Will take a deeper look here, but have the feeling that something is a bit inconsistent. Had the impression, that without restart the changes were somewhat done halfway (as basecurve and filmic) were applied. I would have expected that NO change would be done without restart …
Will play a bit more around and see if I can find a pattern here …

Thx, Martin

You may be right but then if you’re not restarting after making any of these changes then I suspect that any adverse or inconsistent consequences should be unsupported.

I saw the “needs a restart” in the tooltip but I misinterpreted it. I thought that it refers to “display referred” only. Perhaps putting “needs a restart” on top of the tooltip could make things clearer.

Did I ask to get such supported? But I think that such inconsistent behavior is for sure not something you want to see in a software. So if it can be omitted it should be. That’s why I asked for other experiences before filing a bug here.

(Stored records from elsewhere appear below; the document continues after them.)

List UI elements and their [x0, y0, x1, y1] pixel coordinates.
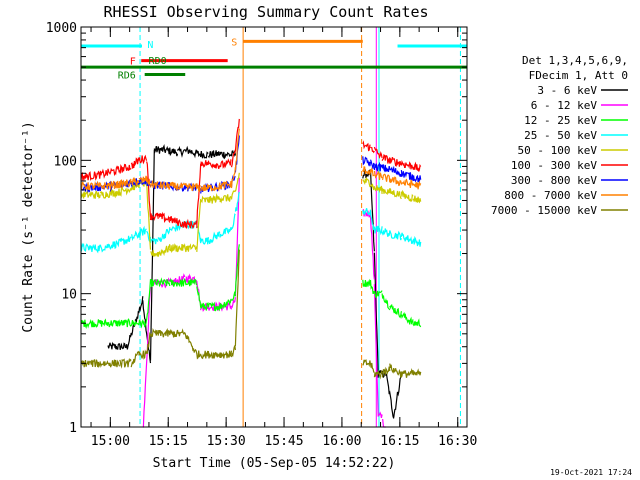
y-tick-label: 10 [61, 288, 77, 303]
series-line [80, 191, 422, 254]
series-line [80, 249, 422, 380]
series-line [80, 128, 422, 192]
status-bar-label: S [231, 37, 237, 48]
series-line [80, 244, 422, 329]
legend: Det 1,3,4,5,6,9, FDecim 1, Att 0 3 - 6 keV… [491, 54, 628, 217]
status-bar-label: N [147, 40, 153, 51]
legend-entry: 25 - 50 keV [524, 129, 597, 142]
legend-entry: 3 - 6 keV [537, 84, 597, 97]
legend-entry: 50 - 100 keV [518, 144, 598, 157]
x-tick-label: 15:15 [149, 434, 188, 449]
y-tick-label: 1000 [46, 21, 77, 36]
status-bar-label: RD6 [118, 71, 136, 82]
legend-entry: 300 - 800 keV [511, 174, 597, 187]
status-bar-label: F [130, 57, 136, 68]
x-axis-label: Start Time (05-Sep-05 14:52:22) [153, 456, 396, 471]
legend-title: Det 1,3,4,5,6,9, [522, 54, 628, 67]
legend-entry: 800 - 7000 keV [504, 189, 597, 202]
legend-entry: 7000 - 15000 keV [491, 204, 597, 217]
x-tick-label: 15:45 [264, 434, 303, 449]
x-tick-label: 16:00 [322, 434, 361, 449]
x-tick-label: 16:15 [380, 434, 419, 449]
x-tick-label: 15:00 [91, 434, 130, 449]
timestamp: 19-Oct-2021 17:24 [550, 468, 632, 477]
plot-frame [80, 26, 468, 428]
plot-body: NF RD0 RD6 S [80, 27, 467, 428]
legend-entry: 6 - 12 keV [531, 99, 598, 112]
legend-title: FDecim 1, Att 0 [529, 69, 628, 82]
y-tick-label: 1 [69, 421, 77, 436]
axes: 1 10 100 1000 15:00 15:15 15:30 15:45 16:00 16:15… [46, 21, 478, 449]
y-axis-label: Count Rate (s⁻¹ detector⁻¹) [21, 121, 36, 332]
y-tick-label: 100 [54, 154, 77, 169]
status-bar-label: RD0 [149, 56, 167, 67]
legend-entry: 100 - 300 keV [511, 159, 597, 172]
legend-entry: 12 - 25 keV [524, 114, 597, 127]
x-tick-label: 16:30 [438, 434, 477, 449]
series-line [80, 172, 422, 258]
chart-title: RHESSI Observing Summary Count Rates [103, 3, 428, 21]
x-tick-label: 15:30 [207, 434, 246, 449]
series-line [80, 118, 422, 230]
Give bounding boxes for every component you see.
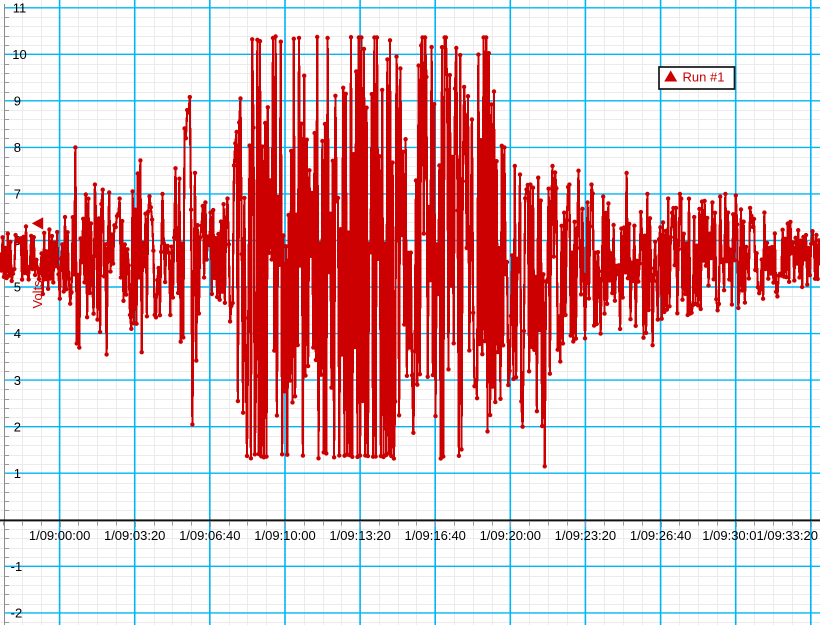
- svg-text:1/09:00:00: 1/09:00:00: [29, 528, 90, 543]
- svg-text:4: 4: [14, 326, 21, 341]
- svg-text:1/09:03:20: 1/09:03:20: [104, 528, 165, 543]
- svg-text:Run #1: Run #1: [683, 70, 725, 85]
- svg-text:1/09:33:20: 1/09:33:20: [757, 528, 818, 543]
- svg-text:Volts: Volts: [30, 280, 45, 309]
- svg-text:3: 3: [14, 373, 21, 388]
- svg-text:10: 10: [12, 47, 26, 62]
- svg-text:5: 5: [14, 280, 21, 295]
- svg-text:1/09:26:40: 1/09:26:40: [630, 528, 691, 543]
- svg-text:8: 8: [14, 140, 21, 155]
- svg-text:1/09:23:20: 1/09:23:20: [555, 528, 616, 543]
- svg-text:1/09:20:00: 1/09:20:00: [480, 528, 541, 543]
- svg-text:1/09:13:20: 1/09:13:20: [329, 528, 390, 543]
- svg-text:9: 9: [14, 93, 21, 108]
- svg-text:7: 7: [14, 187, 21, 202]
- svg-text:1: 1: [14, 466, 21, 481]
- svg-text:-1: -1: [11, 559, 23, 574]
- svg-text:1/09:30:0: 1/09:30:0: [702, 528, 756, 543]
- svg-text:-2: -2: [11, 606, 23, 621]
- svg-text:2: 2: [14, 419, 21, 434]
- svg-text:1/09:16:40: 1/09:16:40: [404, 528, 465, 543]
- svg-text:1/09:06:40: 1/09:06:40: [179, 528, 240, 543]
- svg-text:1/09:10:00: 1/09:10:00: [254, 528, 315, 543]
- svg-text:11: 11: [13, 0, 27, 15]
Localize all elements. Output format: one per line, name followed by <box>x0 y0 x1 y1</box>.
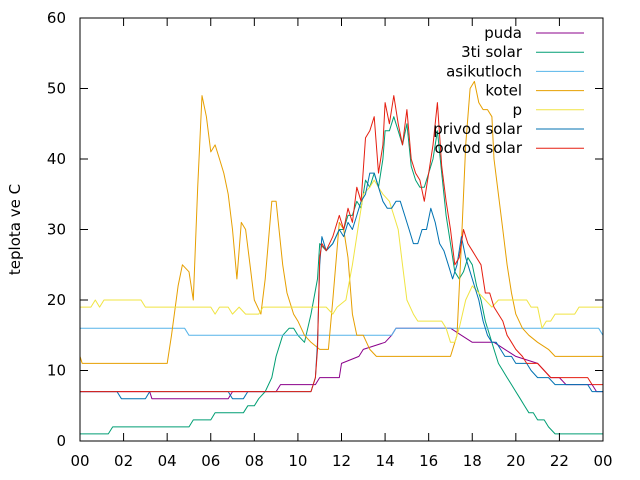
x-tick-label: 00 <box>70 452 89 470</box>
y-tick-label: 30 <box>47 221 66 239</box>
legend-label: p <box>512 101 522 119</box>
x-tick-label: 16 <box>419 452 438 470</box>
x-tick-label: 02 <box>114 452 133 470</box>
y-tick-label: 60 <box>47 9 66 27</box>
legend-label: odvod solar <box>434 139 522 157</box>
y-axis-title: teplota ve C <box>6 184 24 275</box>
y-tick-label: 0 <box>56 432 66 450</box>
x-tick-label: 06 <box>201 452 220 470</box>
series-line-kotel <box>79 80 603 364</box>
series-line-odvod-solar <box>80 95 603 393</box>
x-tick-label: 00 <box>593 452 612 470</box>
y-tick-label: 20 <box>47 291 66 309</box>
series-line-3ti-solar <box>80 116 603 435</box>
legend-label: privod solar <box>433 120 523 138</box>
x-tick-label: 10 <box>288 452 307 470</box>
x-tick-label: 14 <box>376 452 395 470</box>
y-tick-label: 10 <box>47 362 66 380</box>
x-tick-label: 12 <box>332 452 351 470</box>
x-tick-label: 20 <box>506 452 525 470</box>
y-tick-label: 50 <box>47 80 66 98</box>
y-tick-label: 40 <box>47 150 66 168</box>
series-line-asikutloch <box>80 327 604 336</box>
x-tick-label: 18 <box>463 452 482 470</box>
x-tick-label: 04 <box>158 452 177 470</box>
legend-label: puda <box>484 24 522 42</box>
x-tick-label: 22 <box>550 452 569 470</box>
legend-label: kotel <box>485 82 522 100</box>
legend-label: 3ti solar <box>461 43 523 61</box>
legend-label: asikutloch <box>446 62 522 80</box>
series-line-p <box>80 179 603 343</box>
series-layer <box>79 80 604 435</box>
x-tick-label: 08 <box>245 452 264 470</box>
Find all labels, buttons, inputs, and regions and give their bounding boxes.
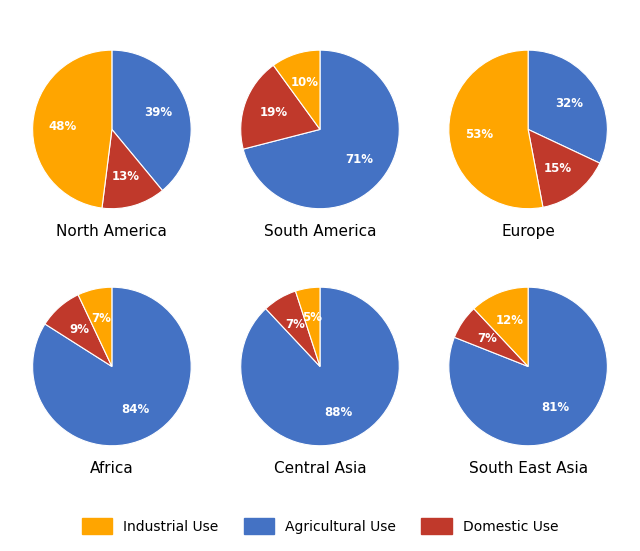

Even after relaunching, I did come across an old image that, when opened, had both filmic and base curve applied. I assume that it already had base curve enabled previously and that exposure+filmic were applied on top because of having selected the scene-referred workflow.

For now, I will personally select “none” for “auto-apply pixel workflow defaults” and enable filmic manually to ensure consistency.

(Also, I am not sure that I see why exposure is automatically applied with +1 EV specifically. That seems to assume that middle grey falls at a specific raw level below sensor saturation (3.5 stops, right?), but there is no reason for that to be the case, and using in-camera metering, that’s going to vary a lot from camera to camera. Apparently, some Panasonic cameras even have negative highlight headroom, meaning that if you expose for a 18 % reflectance card, then 100 % is already beyond sensor saturation.)

Makes sense

Depends what version of master you are running. This shouldn’t happen on current master - the filmic and exposure defaults should only be auto-applied for a new image or when you discard your history.

No. I was just making the point that there’s not much point investigating it.